Gil Roman blanchi! Mieux, renforcé à la tête du Béjart Ballet Lausanne (BBL). Président du BBL, Peter Berger était aux anges, hier, au moment de commenter l'audit sur la compagnie commandé au début de l'été. Fin juin, Gil Roman subissait l'orage. Des danseurs en partance l'accusaient de violence psychologique: insultes, harcèlement moral. Cela faisait tache. La légitimité artistique de Gil Roman, nommé après le décès de Maurice Béjart à la tête de la compagnie, était déjà contestée. A ce doute sur sa capacité à endosser l'héritage s'ajoutait un soupçon. La Fondation du BBL décidait de confier à un consultant indépendant une enquête sur l'état de forme moral - mais pas seulement - de l'entreprise. Conclusions: le bilan artistique de l'année est jugé positif; et le climat régnant au sein de la troupe qualifié de serein, aujourd'hui, après les turbulences du deuil.

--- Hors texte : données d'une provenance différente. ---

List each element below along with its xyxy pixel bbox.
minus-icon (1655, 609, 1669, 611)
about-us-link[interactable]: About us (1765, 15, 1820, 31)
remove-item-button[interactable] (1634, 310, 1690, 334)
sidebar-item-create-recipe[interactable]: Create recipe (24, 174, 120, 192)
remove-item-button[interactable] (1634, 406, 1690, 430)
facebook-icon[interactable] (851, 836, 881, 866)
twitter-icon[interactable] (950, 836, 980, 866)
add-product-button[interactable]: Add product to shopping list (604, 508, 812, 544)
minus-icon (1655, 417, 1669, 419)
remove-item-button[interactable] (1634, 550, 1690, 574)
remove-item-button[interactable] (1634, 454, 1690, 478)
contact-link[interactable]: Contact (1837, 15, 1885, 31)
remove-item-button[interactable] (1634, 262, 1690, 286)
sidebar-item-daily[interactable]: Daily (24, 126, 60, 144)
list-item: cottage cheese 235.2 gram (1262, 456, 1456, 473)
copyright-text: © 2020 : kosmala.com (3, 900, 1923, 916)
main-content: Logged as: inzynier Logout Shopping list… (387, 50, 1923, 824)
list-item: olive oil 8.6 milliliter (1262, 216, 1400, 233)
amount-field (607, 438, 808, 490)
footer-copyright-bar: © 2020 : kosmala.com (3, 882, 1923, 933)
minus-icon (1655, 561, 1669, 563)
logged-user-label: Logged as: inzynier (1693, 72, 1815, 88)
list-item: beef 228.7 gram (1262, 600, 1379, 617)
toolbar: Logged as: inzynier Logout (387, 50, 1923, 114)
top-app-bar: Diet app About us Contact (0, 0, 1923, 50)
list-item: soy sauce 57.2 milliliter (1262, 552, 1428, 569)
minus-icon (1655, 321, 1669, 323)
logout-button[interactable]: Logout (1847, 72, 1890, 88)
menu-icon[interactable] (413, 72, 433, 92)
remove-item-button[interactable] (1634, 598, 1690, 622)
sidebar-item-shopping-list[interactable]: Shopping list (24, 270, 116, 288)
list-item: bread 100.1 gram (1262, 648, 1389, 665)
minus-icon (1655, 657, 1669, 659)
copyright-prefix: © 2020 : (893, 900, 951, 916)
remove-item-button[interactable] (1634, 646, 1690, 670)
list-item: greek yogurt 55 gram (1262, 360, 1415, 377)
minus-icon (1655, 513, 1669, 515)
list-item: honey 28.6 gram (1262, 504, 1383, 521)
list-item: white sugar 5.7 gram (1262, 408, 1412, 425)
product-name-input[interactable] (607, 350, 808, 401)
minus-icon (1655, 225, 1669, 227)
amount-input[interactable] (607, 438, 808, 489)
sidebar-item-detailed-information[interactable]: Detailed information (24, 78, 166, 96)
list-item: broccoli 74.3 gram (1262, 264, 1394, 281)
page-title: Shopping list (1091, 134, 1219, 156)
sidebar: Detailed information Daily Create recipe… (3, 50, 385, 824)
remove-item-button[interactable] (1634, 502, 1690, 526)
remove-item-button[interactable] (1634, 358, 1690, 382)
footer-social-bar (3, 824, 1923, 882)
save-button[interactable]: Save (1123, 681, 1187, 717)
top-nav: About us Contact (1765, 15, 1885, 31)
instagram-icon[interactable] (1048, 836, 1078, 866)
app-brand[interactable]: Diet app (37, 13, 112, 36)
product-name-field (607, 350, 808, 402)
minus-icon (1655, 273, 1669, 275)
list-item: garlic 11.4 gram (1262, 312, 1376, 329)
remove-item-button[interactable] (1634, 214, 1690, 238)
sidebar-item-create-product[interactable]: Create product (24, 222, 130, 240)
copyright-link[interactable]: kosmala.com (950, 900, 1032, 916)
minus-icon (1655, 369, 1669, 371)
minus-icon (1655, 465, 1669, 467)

«L'étude a confirmé que le Conseil de fondation a fait le bon choix en nommant Gil Roman, soulignait hier Peter Berger. Il n'a jamais été question de ne pas le maintenir. Il connaît la compagnie mieux que quiconque. Il a secondé Béjart. Il est celui qui peut faire évoluer la troupe, permettre à d'autres créateurs d'y travailler, tout en préservant le patrimoine.» Le prochain spectacle du BBL, fin décembre à Lausanne, aura valeur de test: la troupe y présentera quatre pièces, dont deux créées par des chorégraphes renommés, le Suédois Mats Ek et le Français Jean-Christophe Maillot.

Engagement de la Ville

Le BBL s'ouvre. Il y est condamné, s'il ne veut pas se transformer en mausolée. Sur ce chemin, les inconnues sont multiples. Le public continuera-t-il d'affluer à Lausanne et à l'étranger? Le prestige de Béjart persistera-t-il? La Ville de Lausanne en paraît convaincue. Faute de solution de rechange, peut-être, elle affirmait hier vouloir poursuivre au-delà de 2010 - date à laquelle prend fin le contrat qui la liait à l'artiste.

Pour espérer s'envoler encore, le BBL devra négocier avec la Fondation Béjart qui détient les droits des ballets et veille sur l'héritage. «Une discussion début décembre est prévue, explique Peter Berger. Nous avons intérêt de part et d'autre que ça continue.» Les danseurs, eux, auront demain des ailes cosmopolites. Ils reprendront à Bâle Le Tour du monde en 80 minutes, ultime virée du chorégraphe. Dans leurs yeux, un coin d'azur sans doute. Il y a un an exactement, Maurice Béjart s'éclipsait.